The exclusionary policy described above covers most mechanical components in your RV. But many items still won’t be covered. Things like hoses, belts, molding, rust or corrosion, and similar maintenance. RV extended warranty policies usually don’t cover aesthetic or physical damage items either.

A reputable RV extended warranty provider always gives a realistic expectation of coverage. They are not afraid to tell you exactly what their policy excludes.

Can you afford to replace your RV engine? (image: @max49 iRV2 Forums)

How to find the best RV extended warranty

How do you find the best RV extended warranty for your needs? You have a two options:

  1. Talk to RV dealerships. They sell extended warranty plans when you buy a new or used RV.
  2. Many RV extended warranty companies are online. Talk to companies like Wholesale Warranties, a major company with different plans.

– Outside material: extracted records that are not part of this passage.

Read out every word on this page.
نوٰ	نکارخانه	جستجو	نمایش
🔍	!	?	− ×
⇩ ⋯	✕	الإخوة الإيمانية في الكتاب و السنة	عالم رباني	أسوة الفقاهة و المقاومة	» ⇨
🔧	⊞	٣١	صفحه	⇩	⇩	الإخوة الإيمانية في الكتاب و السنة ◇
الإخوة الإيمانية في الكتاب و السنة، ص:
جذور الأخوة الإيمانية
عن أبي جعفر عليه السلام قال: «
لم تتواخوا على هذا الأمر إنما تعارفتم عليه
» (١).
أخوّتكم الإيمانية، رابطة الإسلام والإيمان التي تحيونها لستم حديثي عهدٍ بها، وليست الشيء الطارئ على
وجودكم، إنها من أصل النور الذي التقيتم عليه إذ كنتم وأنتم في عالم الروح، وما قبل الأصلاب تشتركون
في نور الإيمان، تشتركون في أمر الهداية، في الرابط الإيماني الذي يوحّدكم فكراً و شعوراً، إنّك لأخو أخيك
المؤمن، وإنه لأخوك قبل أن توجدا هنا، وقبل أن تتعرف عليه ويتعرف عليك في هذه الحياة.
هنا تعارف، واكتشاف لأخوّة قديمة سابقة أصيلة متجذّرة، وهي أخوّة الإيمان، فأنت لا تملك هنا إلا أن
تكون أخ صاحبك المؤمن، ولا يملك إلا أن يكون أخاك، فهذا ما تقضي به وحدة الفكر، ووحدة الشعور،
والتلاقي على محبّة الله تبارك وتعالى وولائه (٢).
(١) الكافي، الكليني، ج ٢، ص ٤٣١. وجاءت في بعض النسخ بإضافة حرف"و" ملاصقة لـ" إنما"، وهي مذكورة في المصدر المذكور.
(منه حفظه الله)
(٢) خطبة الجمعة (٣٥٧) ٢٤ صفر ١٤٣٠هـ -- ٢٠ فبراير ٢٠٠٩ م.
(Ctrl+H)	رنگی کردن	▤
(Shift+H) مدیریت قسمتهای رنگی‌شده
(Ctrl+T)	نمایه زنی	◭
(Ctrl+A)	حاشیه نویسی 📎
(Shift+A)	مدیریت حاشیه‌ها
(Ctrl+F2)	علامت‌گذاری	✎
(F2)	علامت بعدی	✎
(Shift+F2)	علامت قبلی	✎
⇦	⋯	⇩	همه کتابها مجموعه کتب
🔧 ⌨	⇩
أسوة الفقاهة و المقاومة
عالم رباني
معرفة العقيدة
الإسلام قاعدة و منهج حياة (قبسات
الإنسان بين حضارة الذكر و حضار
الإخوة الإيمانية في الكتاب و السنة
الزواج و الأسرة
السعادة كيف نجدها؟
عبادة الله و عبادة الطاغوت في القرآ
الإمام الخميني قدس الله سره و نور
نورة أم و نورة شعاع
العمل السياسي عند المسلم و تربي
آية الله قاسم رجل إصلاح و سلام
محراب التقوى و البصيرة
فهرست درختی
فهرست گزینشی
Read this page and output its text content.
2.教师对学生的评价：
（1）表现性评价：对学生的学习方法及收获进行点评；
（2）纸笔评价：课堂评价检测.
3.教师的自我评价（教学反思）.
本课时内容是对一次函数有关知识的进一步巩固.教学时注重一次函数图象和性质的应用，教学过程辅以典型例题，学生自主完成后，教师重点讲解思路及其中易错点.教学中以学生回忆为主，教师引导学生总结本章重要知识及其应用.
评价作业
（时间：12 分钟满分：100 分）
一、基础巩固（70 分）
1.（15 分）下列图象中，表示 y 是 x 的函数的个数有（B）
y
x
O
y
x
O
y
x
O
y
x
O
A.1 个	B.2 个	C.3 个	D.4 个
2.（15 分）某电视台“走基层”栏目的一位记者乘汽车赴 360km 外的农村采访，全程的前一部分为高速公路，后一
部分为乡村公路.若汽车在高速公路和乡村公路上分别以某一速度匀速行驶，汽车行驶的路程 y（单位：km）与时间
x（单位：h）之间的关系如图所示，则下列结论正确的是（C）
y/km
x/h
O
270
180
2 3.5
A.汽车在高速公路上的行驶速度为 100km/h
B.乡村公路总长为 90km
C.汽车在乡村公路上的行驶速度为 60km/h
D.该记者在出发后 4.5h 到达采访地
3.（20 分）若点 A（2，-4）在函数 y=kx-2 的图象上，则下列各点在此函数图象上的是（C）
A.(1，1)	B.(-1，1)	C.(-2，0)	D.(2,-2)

To feel confident that your RV extended warranty is worth it, keep a few things in mind:

  • Always confirm that the extended warranty is backed by an A-rated insurance carrier. No matter what happens to the provider, you will be covered.
  • A reputable provider always gives a copy of the full terms and conditions of the contract. Reading it is essential to know the items covered on your coach.
  • Check the seller’s credentials with consumer advocacy groups such as the BBB. Online reviews, RV forums, and RV lifestyle clubs such as the Escapees RV Club are also good sources

Whether you’re starting a full-time RVing adventure or a weekend warrior, an RV extended warranty is worth it. Investing in one an important decision. Do your research to feel confident someone has your back if the worst happens to your RV.